In 2019 the Unicode Emoji Subcommittee established priorities to help improve emoji gender representation. The goal outlined by Unicode is to have Person, Woman, and Man representations of all people emojis with gender. The Person emojis are intended to be gender-inclusive. The Unicode Consortium explains:
“Gender-inclusive” emoji, such as adult, are intended to function as the gender equivalent of the neutral skin tone. Gender-inclusive emoji representations are not intended to represent only people with non-binary gender identity or presentation; rather they are meant to be truly inclusive in the sense that they are meant to be unmarked or ambiguous as to gender presentation.
Just as Woman emojis don’t represent all women and Man emojis don’t represent all men, Person emojis are an imperfect tool for representing all genders. Gender is not a haircut or an outfit. Emoji codepoints lack the nuance that exists in individuals. Accepting this as a limitation of emojis in general, Unicode’s goal is to have more people feel represented via emojis.
Why Is There a Pregnant Man Emoji?
This brings us back to Pregnant Man and Pregnant Person. These emojis have been approved to make the emoji keyboard more consistent and gender inclusive, in line with the same steps we saw for other emojis in recent years.
Part of making emojis more consistent is in the naming conventions. Unicode now tends to opt for more descriptive names for emojis to avoid divergent interpretations by designers across platforms. In her newsletter about the Emoji 14.0 release, chair of the Unicode Emoji Subcommittee Jennifer Daniel, explains: "If the existing 'pregnant woman' had been named 'woman with swollen belly' these new emoji would’ve followed suit." Had 🤰 Pregnant Woman been approved in 2016 under a more descriptive name, we might've been talking about the addition of “Man with Swollen Belly” and “Person with Swollen Belly” today instead of Pregnant Man and Pregnant Person. This is all part of the messiness of standardizing a standard.
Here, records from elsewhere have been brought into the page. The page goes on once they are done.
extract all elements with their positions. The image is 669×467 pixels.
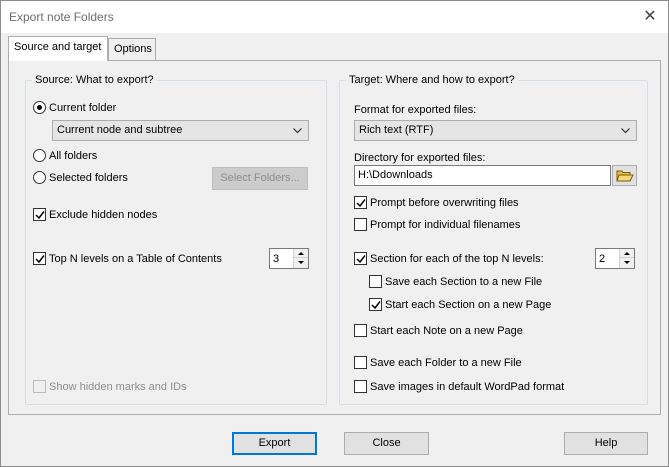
source-group-title: Source: What to export? [32,74,157,86]
chevron-down-icon [621,128,630,134]
prompt-filenames-checkbox[interactable] [354,218,367,231]
close-button[interactable]: Close [344,432,429,455]
top-n-toc-label: Top N levels on a Table of Contents [49,253,222,265]
prompt-overwrite-label: Prompt before overwriting files [370,197,519,209]
spinner-buttons [619,249,634,268]
checkmark-icon [356,199,366,208]
spinner-down-button[interactable] [294,258,308,268]
save-images-wordpad-label: Save images in default WordPad format [370,381,565,393]
start-section-page-label: Start each Section on a new Page [385,299,552,311]
save-folder-file-checkbox[interactable] [354,356,367,369]
save-section-file-label: Save each Section to a new File [385,276,543,288]
directory-input[interactable]: H:\Ddownloads [354,165,611,186]
section-top-n-label: Section for each of the top N levels: [370,253,544,265]
current-folder-radio[interactable] [33,101,46,114]
tab-label: Options [114,43,152,55]
spinner-buttons [293,249,308,268]
start-note-page-label: Start each Note on a new Page [370,325,523,337]
all-folders-radio[interactable] [33,149,46,162]
top-n-toc-checkbox[interactable] [33,252,46,265]
tab-options[interactable]: Options [108,38,156,60]
subtree-combo-value: Current node and subtree [57,124,183,136]
selected-folders-label: Selected folders [49,172,128,184]
window-title: Export note Folders [9,10,114,24]
export-button[interactable]: Export [232,432,317,455]
format-combo[interactable]: Rich text (RTF) [354,120,637,141]
close-icon[interactable]: ✕ [640,7,660,27]
export-dialog: Export note Folders ✕ Source and target … [0,0,669,467]
spinner-down-button[interactable] [620,258,634,268]
tab-label: Source and target [14,41,102,53]
directory-label: Directory for exported files: [354,152,486,164]
exclude-hidden-label: Exclude hidden nodes [49,209,158,221]
all-folders-label: All folders [49,150,98,162]
prompt-filenames-label: Prompt for individual filenames [370,219,521,231]
save-folder-file-label: Save each Folder to a new File [370,357,522,369]
arrow-up-icon [624,252,630,255]
start-section-page-checkbox[interactable] [369,298,382,311]
exclude-hidden-checkbox[interactable] [33,208,46,221]
folder-open-icon [616,170,634,182]
selected-folders-radio[interactable] [33,171,46,184]
show-hidden-marks-label: Show hidden marks and IDs [49,381,187,393]
prompt-overwrite-checkbox[interactable] [354,196,367,209]
arrow-down-icon [624,261,630,264]
browse-folder-button[interactable] [612,165,637,186]
tab-source-and-target[interactable]: Source and target [8,36,108,61]
subtree-combo[interactable]: Current node and subtree [52,120,309,141]
checkmark-icon [371,301,381,310]
spinner-up-button[interactable] [294,249,308,258]
tab-panel: Source: What to export? Current folder C… [8,60,661,415]
section-top-n-checkbox[interactable] [354,252,367,265]
target-group-title: Target: Where and how to export? [346,74,518,86]
current-folder-label: Current folder [49,102,117,114]
section-top-n-spinner[interactable]: 2 [595,248,635,269]
title-bar: Export note Folders ✕ [1,1,668,33]
target-group: Target: Where and how to export? Format … [339,74,648,405]
section-top-n-value: 2 [599,253,606,265]
format-label: Format for exported files: [354,104,477,116]
source-group: Source: What to export? Current folder C… [25,74,327,405]
chevron-down-icon [293,128,302,134]
save-images-wordpad-checkbox[interactable] [354,380,367,393]
select-folders-button[interactable]: Select Folders... [212,167,308,190]
top-n-toc-value: 3 [273,253,280,265]
spinner-up-button[interactable] [620,249,634,258]
arrow-down-icon [298,261,304,264]
arrow-up-icon [298,252,304,255]
save-section-file-checkbox[interactable] [369,275,382,288]
checkmark-icon [35,211,45,220]
start-note-page-checkbox[interactable] [354,324,367,337]
checkmark-icon [35,255,45,264]
top-n-toc-spinner[interactable]: 3 [269,248,309,269]
show-hidden-marks-checkbox[interactable] [33,380,46,393]
checkmark-icon [356,255,366,264]
format-combo-value: Rich text (RTF) [359,124,434,136]
help-button[interactable]: Help [564,432,648,455]
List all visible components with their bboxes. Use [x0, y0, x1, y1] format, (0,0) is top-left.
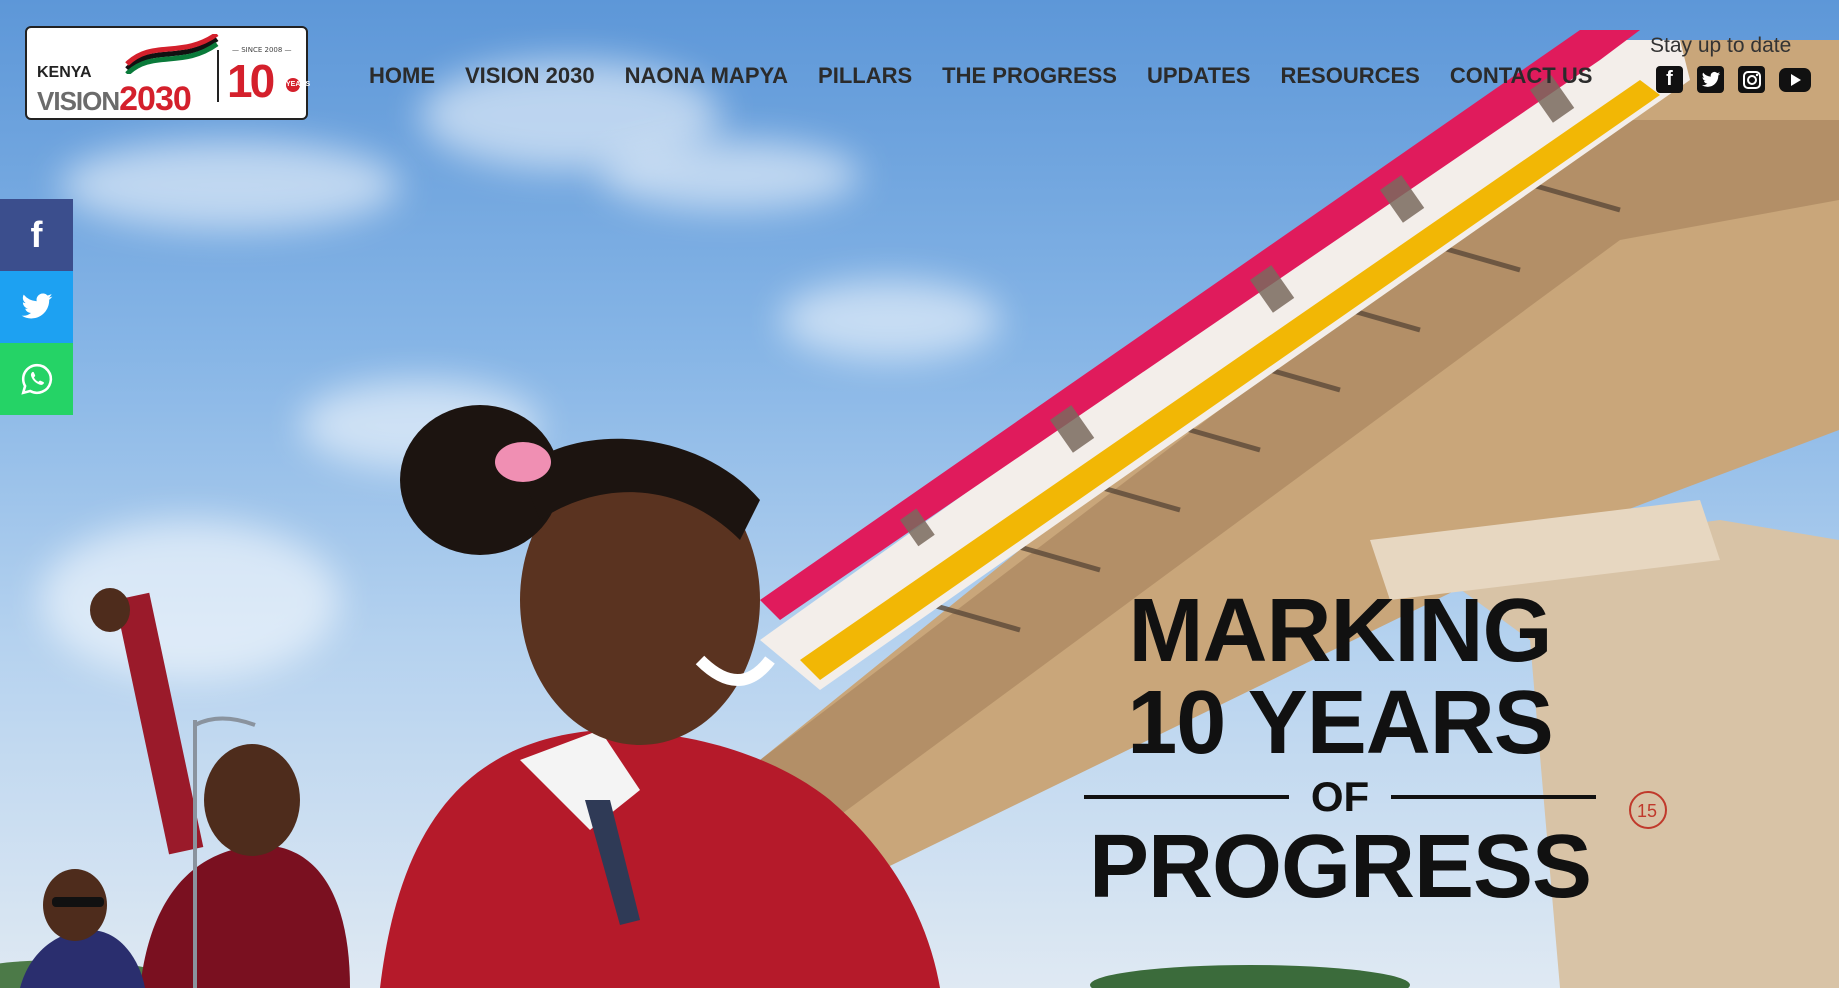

Naming conventions aside, men can be pregnant. This applies to the real world (e.g., trans men) and to fictional universes (e.g., Arnold Schwarzenegger in Junior and Lil Nas X's promotional materials for his album “Montero.”) People of any gender can be pregnant too. Now there are emojis to represent this.
These pregnancy options arrive on the majority of emoji keyboards in late 2021 or early 2022. When they do, it will be in your hands whether or not to use them. Until then, we remain expectant.